Um sorriso bobo insiste em permanecer em meu rosto, diante do fato de Peeta não hesitar em confessar que pensava em mim, mesmo estando longe, mesmo depois de tanto tempo.

De repente, Annie e Finnick são os primeiros da fila e caminham até os assentos que ficam disponíveis.

A cabine circular em forma de cesta, coberta com um guarda-sol, comporta mais de duas pessoas. O funcionário espera que eu e Peeta entremos com eles, mas Finnick gesticula em negativa.

— Eles vão na próxima! Um pouco de privacidade, por favor! – graceja ele com o rapaz.

Enquanto eles tomam seus lugares e aguardam o movimento ascendente da roda-gigante, Peeta gentilmente coloca as mãos na minha cintura. Ele está ligeiramente trêmulo e me desloca para que eu fique de pé diretamente na frente dele, nossos corpos muito próximos. Ele se posiciona com o claro intuito de bloquear a visão de seu rosto dos olhares de nossos amigos.

— Preciso perguntar uma coisa – sussurra ele em meu ouvido, enquanto meu coração bate forte e minha pele formiga. — Você não está com medo de andar nisso?

Ufa. Ainda não é a grande pergunta que está me atormentando desde que a palavra "namorada" saiu de sua boca.

— Não. Por quê? Você está? – pergunto também em voz baixa.

— Estou apenas atualizando minha planilha sobre você. – Ele beija minha testa, mudando de assunto.

Falando assim em voz baixa, de alguma forma, surge a confiança para perguntar mais do que eu teria feito normalmente.

— Que dados você já tem na sua planilha sobre mim?

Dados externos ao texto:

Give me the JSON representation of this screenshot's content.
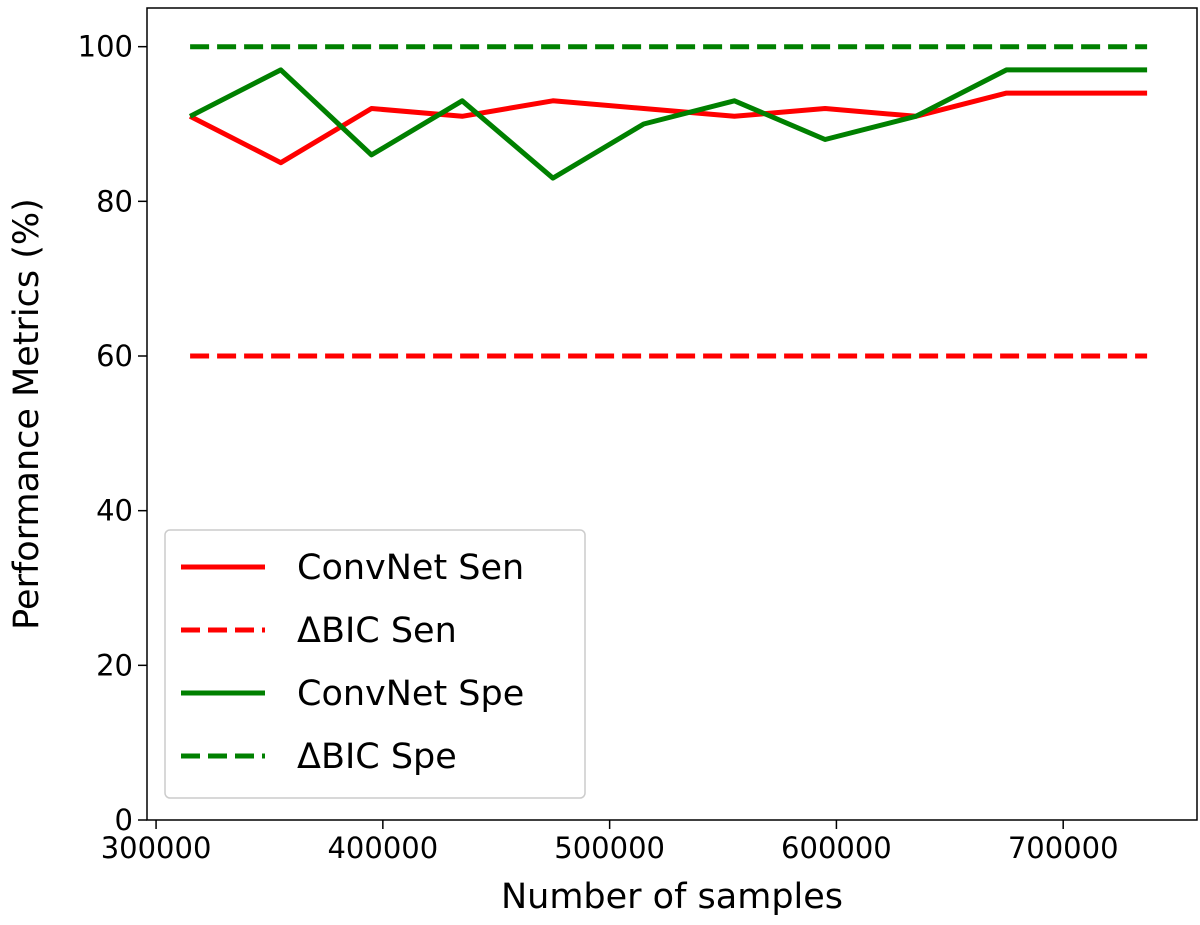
{
  "chart_data": {
    "type": "line",
    "title": "",
    "xlabel": "Number of samples",
    "ylabel": "Performance Metrics (%)",
    "xlim": [
      296000,
      759000
    ],
    "ylim": [
      0,
      105
    ],
    "xticks": [
      300000,
      400000,
      500000,
      600000,
      700000
    ],
    "xtick_labels": [
      "300000",
      "400000",
      "500000",
      "600000",
      "700000"
    ],
    "yticks": [
      0,
      20,
      40,
      60,
      80,
      100
    ],
    "ytick_labels": [
      "0",
      "20",
      "40",
      "60",
      "80",
      "100"
    ],
    "grid": false,
    "legend_position": "lower-left",
    "x": [
      315000,
      355000,
      395000,
      435000,
      475000,
      515000,
      555000,
      595000,
      635000,
      675000,
      715000,
      737000
    ],
    "series": [
      {
        "name": "ConvNet Sen",
        "color": "#ff0000",
        "dash": "solid",
        "values": [
          91,
          85,
          92,
          91,
          93,
          92,
          91,
          92,
          91,
          94,
          94,
          94
        ]
      },
      {
        "name": "ΔBIC Sen",
        "color": "#ff0000",
        "dash": "dashed",
        "values": [
          60,
          60,
          60,
          60,
          60,
          60,
          60,
          60,
          60,
          60,
          60,
          60
        ]
      },
      {
        "name": "ConvNet Spe",
        "color": "#008000",
        "dash": "solid",
        "values": [
          91,
          97,
          86,
          93,
          83,
          90,
          93,
          88,
          91,
          97,
          97,
          97
        ]
      },
      {
        "name": "ΔBIC Spe",
        "color": "#008000",
        "dash": "dashed",
        "values": [
          100,
          100,
          100,
          100,
          100,
          100,
          100,
          100,
          100,
          100,
          100,
          100
        ]
      }
    ]
  }
}
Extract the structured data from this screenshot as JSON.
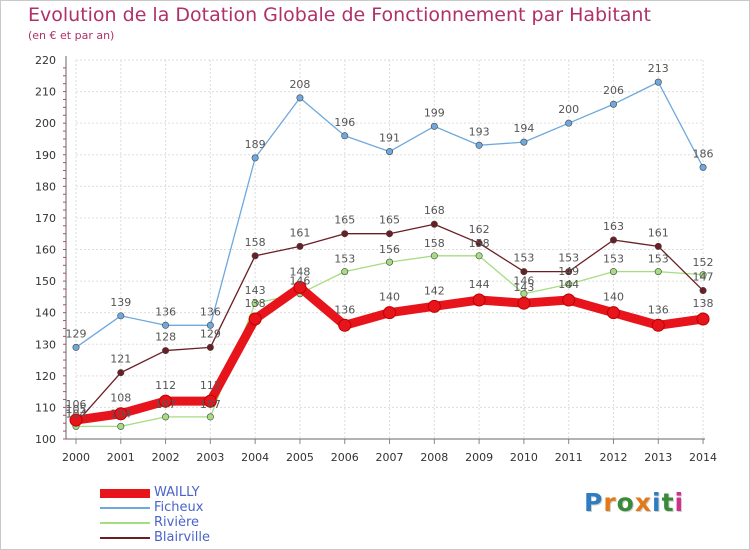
{
  "header": {
    "title": "Evolution de la Dotation Globale de Fonctionnement par Habitant",
    "subtitle": "(en € et par an)"
  },
  "logo": {
    "text": "Proxiti",
    "colors": [
      "#2f7dc0",
      "#e07a1a",
      "#3a8a3a",
      "#e07a1a",
      "#2f7dc0",
      "#3a8a3a",
      "#d0308a"
    ]
  },
  "chart_data": {
    "type": "line",
    "title": "Evolution de la Dotation Globale de Fonctionnement par Habitant",
    "subtitle": "(en € et par an)",
    "x": [
      "2000",
      "2001",
      "2002",
      "2003",
      "2004",
      "2005",
      "2006",
      "2007",
      "2008",
      "2009",
      "2010",
      "2011",
      "2012",
      "2013",
      "2014"
    ],
    "ylim": [
      100,
      220
    ],
    "yticks": [
      100,
      110,
      120,
      130,
      140,
      150,
      160,
      170,
      180,
      190,
      200,
      210,
      220
    ],
    "grid": true,
    "legend_position": "bottom-left",
    "series": [
      {
        "name": "WAILLY",
        "color": "#e8141b",
        "values": [
          106,
          108,
          112,
          112,
          138,
          148,
          136,
          140,
          142,
          144,
          143,
          144,
          140,
          136,
          138
        ]
      },
      {
        "name": "Ficheux",
        "color": "#6fa8dc",
        "values": [
          129,
          139,
          136,
          136,
          189,
          208,
          196,
          191,
          199,
          193,
          194,
          200,
          206,
          213,
          186
        ]
      },
      {
        "name": "Rivière",
        "color": "#a6dd80",
        "values": [
          104,
          104,
          107,
          107,
          143,
          146,
          153,
          156,
          158,
          158,
          146,
          149,
          153,
          153,
          152
        ]
      },
      {
        "name": "Blairville",
        "color": "#6b1f24",
        "values": [
          105,
          121,
          128,
          129,
          158,
          161,
          165,
          165,
          168,
          162,
          153,
          153,
          163,
          161,
          147
        ]
      }
    ]
  }
}
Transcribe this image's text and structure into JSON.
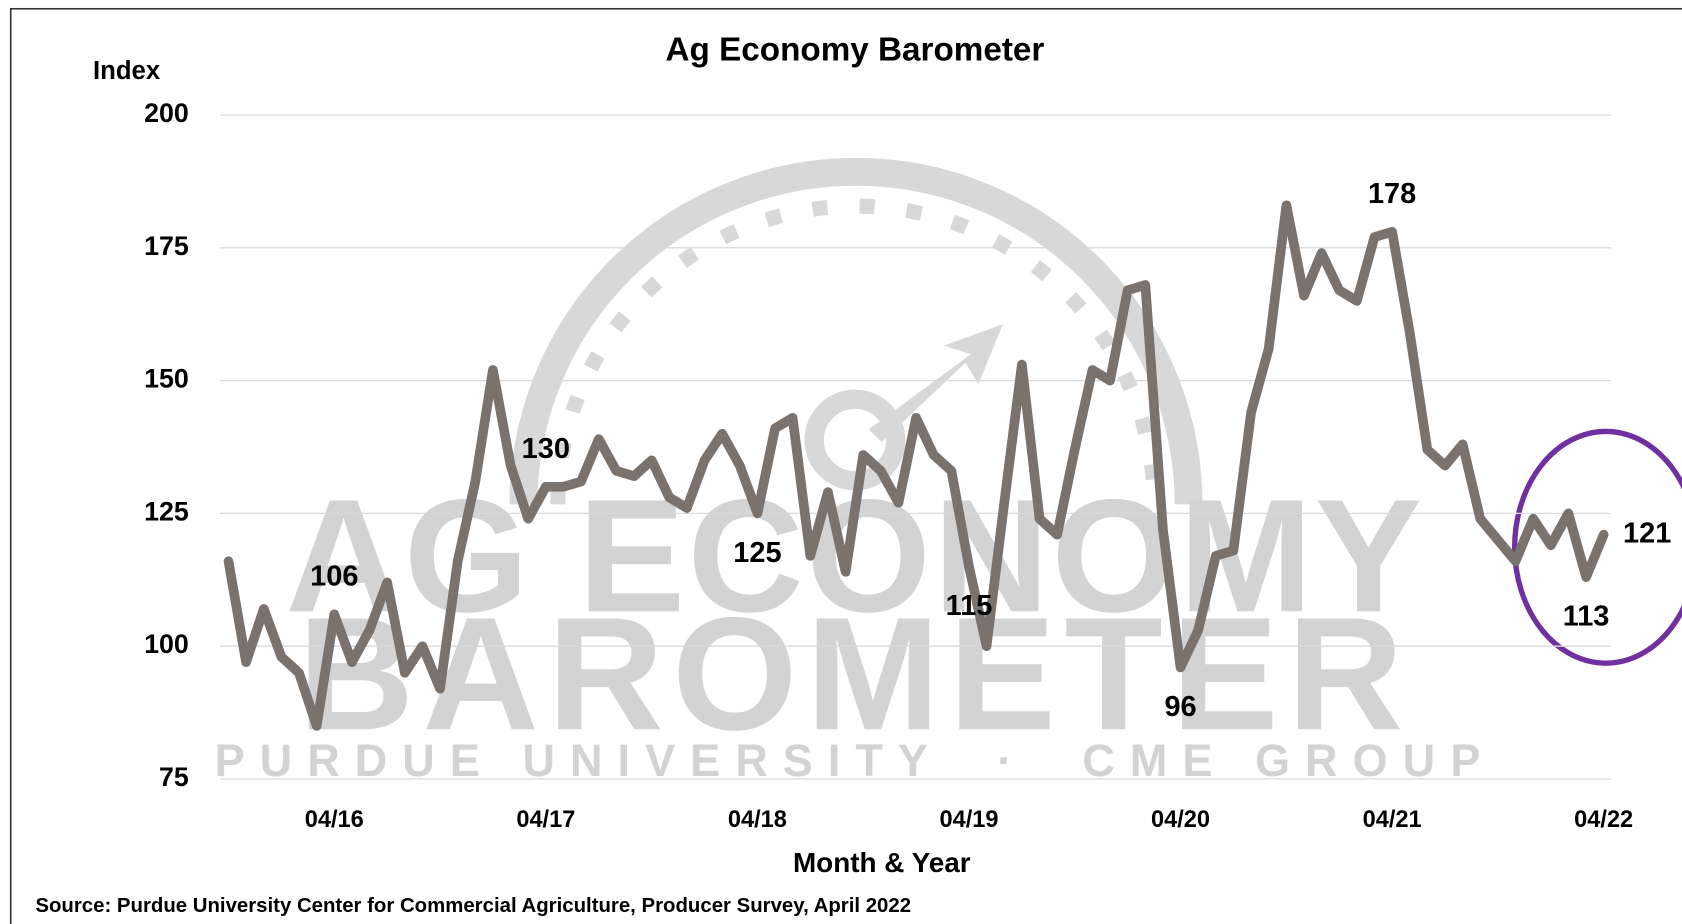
{
  "chart_data": {
    "type": "line",
    "title": "Ag Economy Barometer",
    "y_label": "Index",
    "x_label": "Month & Year",
    "source": "Source: Purdue University Center for Commercial Agriculture, Producer Survey, April 2022",
    "watermark": [
      "AG ECONOMY",
      "BAROMETER",
      "PURDUE UNIVERSITY  ·  CME GROUP"
    ],
    "categories": [
      null,
      null,
      null,
      null,
      null,
      null,
      "04/16",
      null,
      null,
      null,
      null,
      null,
      null,
      null,
      null,
      null,
      null,
      null,
      "04/17",
      null,
      null,
      null,
      null,
      null,
      null,
      null,
      null,
      null,
      null,
      null,
      "04/18",
      null,
      null,
      null,
      null,
      null,
      null,
      null,
      null,
      null,
      null,
      null,
      "04/19",
      null,
      null,
      null,
      null,
      null,
      null,
      null,
      null,
      null,
      null,
      null,
      "04/20",
      null,
      null,
      null,
      null,
      null,
      null,
      null,
      null,
      null,
      null,
      null,
      "04/21",
      null,
      null,
      null,
      null,
      null,
      null,
      null,
      null,
      null,
      null,
      null,
      "04/22"
    ],
    "series": [
      {
        "name": "Index",
        "color": "#7a726d",
        "values": [
          116,
          97,
          107,
          98,
          95,
          85,
          106,
          97,
          103,
          112,
          95,
          100,
          92,
          116,
          131,
          152,
          134,
          124,
          130,
          130,
          131,
          139,
          133,
          132,
          135,
          128,
          126,
          135,
          140,
          134,
          125,
          141,
          143,
          117,
          129,
          114,
          136,
          133,
          127,
          143,
          136,
          133,
          115,
          100,
          127,
          153,
          124,
          121,
          137,
          152,
          150,
          167,
          168,
          122,
          96,
          103,
          117,
          118,
          144,
          156,
          183,
          166,
          174,
          167,
          165,
          177,
          178,
          159,
          137,
          134,
          138,
          124,
          120,
          116,
          124,
          119,
          125,
          113,
          121
        ],
        "value_labels": [
          null,
          null,
          null,
          null,
          null,
          null,
          "106",
          null,
          null,
          null,
          null,
          null,
          null,
          null,
          null,
          null,
          null,
          null,
          "130",
          null,
          null,
          null,
          null,
          null,
          null,
          null,
          null,
          null,
          null,
          null,
          "125",
          null,
          null,
          null,
          null,
          null,
          null,
          null,
          null,
          null,
          null,
          null,
          "115",
          null,
          null,
          null,
          null,
          null,
          null,
          null,
          null,
          null,
          null,
          null,
          "96",
          null,
          null,
          null,
          null,
          null,
          null,
          null,
          null,
          null,
          null,
          null,
          "178",
          null,
          null,
          null,
          null,
          null,
          null,
          null,
          null,
          null,
          null,
          "113",
          "121"
        ]
      }
    ],
    "ylim": [
      75,
      200
    ],
    "yticks": [
      75,
      100,
      125,
      150,
      175,
      200
    ],
    "grid": true
  }
}
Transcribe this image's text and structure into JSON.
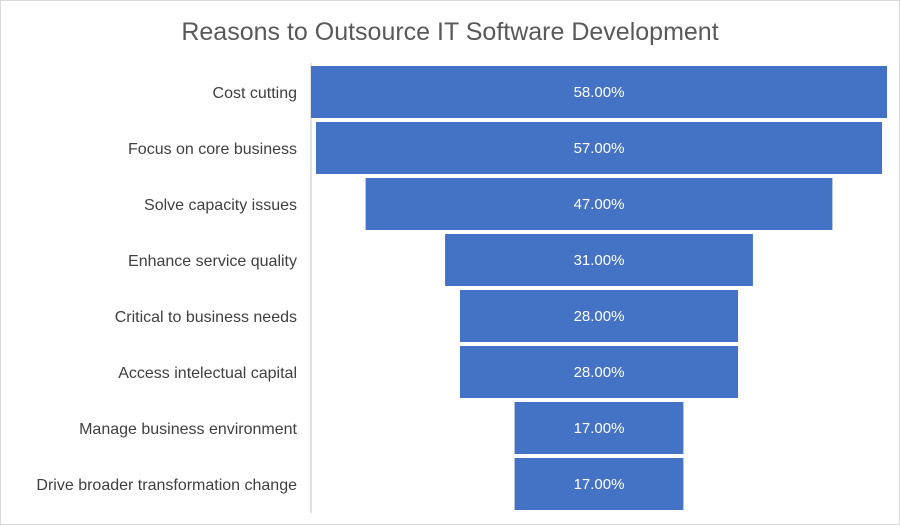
{
  "chart_data": {
    "type": "funnel",
    "title": "Reasons to Outsource IT Software Development",
    "categories": [
      "Cost cutting",
      "Focus on core business",
      "Solve capacity issues",
      "Enhance service quality",
      "Critical to business needs",
      "Access intelectual capital",
      "Manage business environment",
      "Drive broader transformation change"
    ],
    "values": [
      58,
      57,
      47,
      31,
      28,
      28,
      17,
      17
    ],
    "data_labels": [
      "58.00%",
      "57.00%",
      "47.00%",
      "31.00%",
      "28.00%",
      "28.00%",
      "17.00%",
      "17.00%"
    ],
    "bar_color": "#4472C4",
    "grid": false,
    "legend": "none"
  }
}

— Eu sei o suficiente para querer estar aqui com você, apesar de... — Peeta interrompe o que está dizendo e tenta sorrir.

Depois, engole em seco e respira fundo, parecendo cada vez mais desconfortável. A frase incompleta dele fica pairando no ar, fazendo meu peito se apertar.

Apesar de quê?

Na sequência, sua testa franzida transforma-se numa expressão de decisão, quando ele se prepara para ingressar na cabine da roda-gigante.

Calado, Peeta entra comigo. Eu me sento no lado oposto, porém ele não se acomoda perto de mim, jogando seu corpo no primeiro espaço disponível que encontra.

Quando começamos a subir, há uma discreta sacudida e Peeta agarra a base do assento com tanta força, que as dobras dos seus dedos ficam brancas.

Depois, a roda-gigante para novamente. Ele olha para algum ponto fixo na direção dos pés, parecendo indisposto a qualquer conversa.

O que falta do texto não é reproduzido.